Having a lot of data is all well and good, but every company must first ask itself what it would like to do with this data. It is therefore advisable to formulate hypotheses before evaluating or analysing the data. Depending on how the hypothesis is formulated, one can already see which statistical model has to be applied. An example hypothesis would be “There is a correlation between advertising expenditure and company turnover”.
Well-formulated hypotheses can be recognised by the fact that they are not formulated as a question and can still be responded to with a simple “true” or “false”.
It therefore makes no sense to want to recognise trends at any price without first creating hypotheses for oneself. Of course, the data basis also plays a major role. Many companies are not aware that the current database in their company is not suitable for calculating trends or a simple regression. In order to get a first impression of whether one’s own company data is actually suitable for carrying out a simple regression analysis, the calculation of the correlation coefficient can be an appropriate means.
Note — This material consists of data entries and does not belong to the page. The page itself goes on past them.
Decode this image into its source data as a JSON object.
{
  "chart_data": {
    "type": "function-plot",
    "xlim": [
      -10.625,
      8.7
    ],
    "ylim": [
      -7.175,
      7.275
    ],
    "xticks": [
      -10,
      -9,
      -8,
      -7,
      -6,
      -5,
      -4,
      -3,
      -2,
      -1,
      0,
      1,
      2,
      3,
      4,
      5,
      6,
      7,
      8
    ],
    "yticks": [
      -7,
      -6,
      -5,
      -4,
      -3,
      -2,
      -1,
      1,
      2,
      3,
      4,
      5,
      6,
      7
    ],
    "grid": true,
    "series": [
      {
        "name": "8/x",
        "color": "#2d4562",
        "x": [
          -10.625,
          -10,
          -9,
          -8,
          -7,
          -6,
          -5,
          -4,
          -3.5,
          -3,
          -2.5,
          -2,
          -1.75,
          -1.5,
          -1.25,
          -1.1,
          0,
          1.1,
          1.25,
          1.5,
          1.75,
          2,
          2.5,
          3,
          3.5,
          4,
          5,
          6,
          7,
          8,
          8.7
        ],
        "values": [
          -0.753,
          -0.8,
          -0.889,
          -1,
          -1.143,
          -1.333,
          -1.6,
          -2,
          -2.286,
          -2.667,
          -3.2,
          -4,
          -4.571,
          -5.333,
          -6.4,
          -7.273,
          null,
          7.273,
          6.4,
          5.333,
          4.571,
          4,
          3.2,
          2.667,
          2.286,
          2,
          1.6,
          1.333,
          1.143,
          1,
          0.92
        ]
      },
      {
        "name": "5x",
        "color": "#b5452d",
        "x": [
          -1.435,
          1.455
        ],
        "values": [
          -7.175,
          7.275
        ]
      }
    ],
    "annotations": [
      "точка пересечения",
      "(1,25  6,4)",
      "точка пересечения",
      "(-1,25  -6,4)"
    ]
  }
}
Correlations and regression
When conducting a simple regression analysis, two factors play a major role. One is the independent variable (x), and the other is the dependent variable (y). If we took the example from above, we would declare advertising expenditure as the independent variable and company turnover as the dependent variable.
At this point, many make the mistake of jumping straight into the calculation of the regression. It is important to know that it is disadvantageous to perform a regression analysis if there is no correlation between the independent variable (x) and the dependent variable (y). In other words, if there is no correlation or a negative correlation between two variables, a regression analysis is not appropriate.
The causal relationship + Conclusion
In the advantageous case that there is a positive correlation between two variables, a regression analysis can be carried out. For the calculation of the regression, various aspects have to be calculated. Among other things, the slope and the intercept are central. Once these points have been calculated, any value can be entered for x in order to then display the predicted value (i.e. the trend). Returning to the example from above, a good question would be: “How much advertising expenditure (x) does the company have to use to generate a certain turnover (y)?”
Another seal of approval of the simple regression analysis which should always be calculated is the coefficient of determination (R2 ). For the calculation of the coefficient of determination, the dispersion of the actual and the predicted values play a role. In addition, the coefficient of determination is expressed as a percentage. A coefficient of determination close to 100 per cent indicates that the underlying regression model is a good model that delivers acceptable forecast values.
Finally, it should be pointed out that a positive correlation between two variables does not mean that there is a causal relationship between these two variables.